By late 1947 and early 1948, the emergence of an economic crisis in Japan alongside concerns about the spread of communism sparked a reconsideration of occupation policies. This period is sometimes called the “reverse course.” In this stage of the occupation, which lasted until 1950, the economic rehabilitation of Japan took center stage. SCAP became concerned that a weak Japanese economy would increase the influence of the domestic communist movement, and with a communist victory in China’s civil war increasingly likely, the future of East Asia appeared to be at stake. Occupation policies to address the weakening economy ranged from tax reforms to measures aimed at controlling inflation. However the most serious problem was the shortage of raw materials required to feed Japanese industries and markets for finished goods. The outbreak of the Korean War in 1950 provided SCAP with just the opportunity it needed to address this problem, prompting some occupation officials to suggest that, “Korea came along and saved us.” After the UN entered the Korean War, Japan became the principal supply depot for UN forces. The conflict also placed Japan firmly within the confines of the U.S. defense perimeter in Asia, assuring the Japanese leadership that whatever the state of its military, no real threat would be made against Japanese soil.

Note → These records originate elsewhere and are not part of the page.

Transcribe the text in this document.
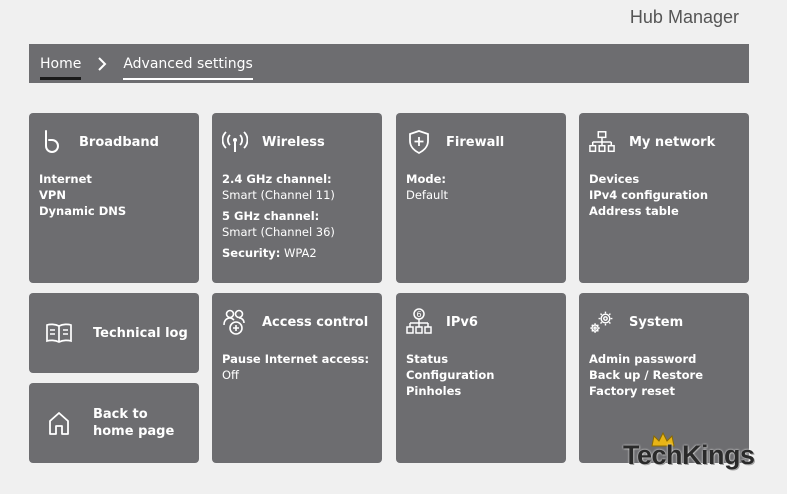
Hub Manager
Home	Advanced settings
Broadband
Internet
VPN
Dynamic DNS
Wireless
2.4 GHz channel:
Smart (Channel 11)
5 GHz channel:
Smart (Channel 36)
Security: WPA2
Firewall
Mode:
Default
My network
Devices
IPv4 configuration
Address table
Technical log
Back to
home page
Access control
Pause Internet access: Off
6 IPv6
Status
Configuration
Pinholes
System
Admin password
Back up / Restore
Factory reset
TechKings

In the third phase of the occupation, beginning in 1950, SCAP deemed the political and economic future of Japan firmly established and set about securing a formal peace treaty to end both the war and the occupation. The U.S. perception of international threats had changed so profoundly in the years between 1945 and 1950 that the idea of a re-armed and militant Japan no longer alarmed U.S. officials; instead, the real threat appeared to be the creep of communism, particularly in Asia. The final agreement allowed the United States to maintain its bases in Okinawa and elsewhere in Japan, and the U.S. Government promised Japan a bilateral security pact. In September of 1951, fifty-two nations met in San Francisco to discuss the treaty, and ultimately, forty-nine of them signed it. Notable holdouts included the USSR, Poland and Czechoslovakia, all of which objected to the promise to support the Republic of China and not do business with the People’s Republic of China that was forced on Japan by U.S. politicians.